15.2 This Agreement constitutes the entire agreement between the parties, and shall supersede and extinguish all previous agreements, promises, assurances, warranties, representations and understandings between them, whether written or oral, relating to its subject matter. Each party agrees that it shall have no remedies in respect of any statement, representation, assurance or warranty (whether made innocently or negligently) that is not set out in this Agreement. Each party agrees that it shall have no claim for innocent or negligent misrepresentation based on any statement in this Agreement.
15.3 If any provision of this Agreement shall for any reason be held to be invalid, illegal or unenforceable in any respect, it shall be deemed modified to the minimum extent necessary to make it valid, legal and enforceable. If such modification is not possible, the relevant provision or part-provision shall be deemed deleted. Any modification to or deletion of a provision or part-provision under this clause shall not affect the validity and enforceability of the rest of this Agreement which shall remain in full force and effect.

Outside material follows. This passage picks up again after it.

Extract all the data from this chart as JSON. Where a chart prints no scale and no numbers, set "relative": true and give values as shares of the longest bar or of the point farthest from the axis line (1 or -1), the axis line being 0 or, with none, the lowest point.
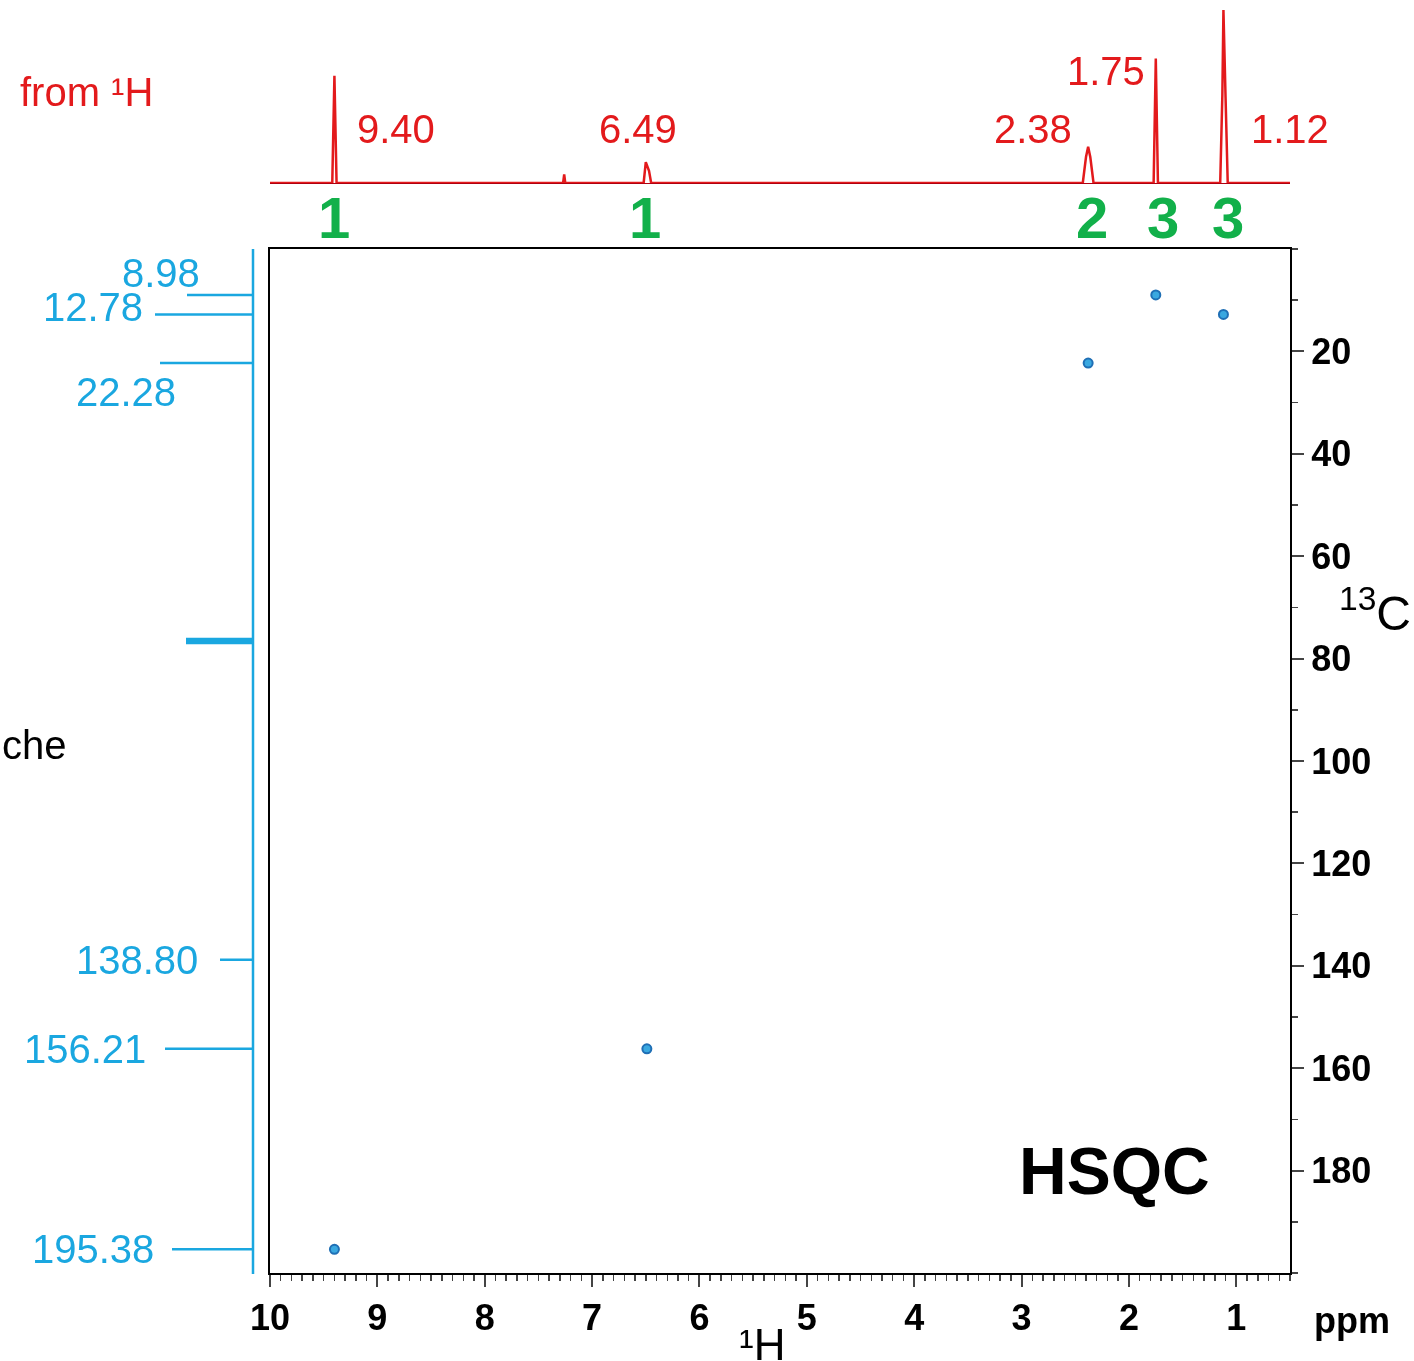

15.4 A waiver of any right or remedy under this Agreement or by law is only effective if given in writing and shall not be deemed a waiver of any subsequent breach or default. A failure or delay by a party to exercise any right or remedy provided under this agreement or by law shall not constitute a waiver of that or any other right or remedy, nor shall it prevent or restrict any further exercise of that or any other right or remedy. No single or partial exercise of any right or remedy provided under this Agreement or by law shall prevent or restrict the further exercise of that or any other right or remedy
15.55 This Agreement does not give rise to any rights under to any third parties to enforce any term of this Agreement.
15.6 This Agreement may be executed in two or more counterparts, each of which when executed shall constitute a duplicate original, and all of which together shall constitute the one Agreement.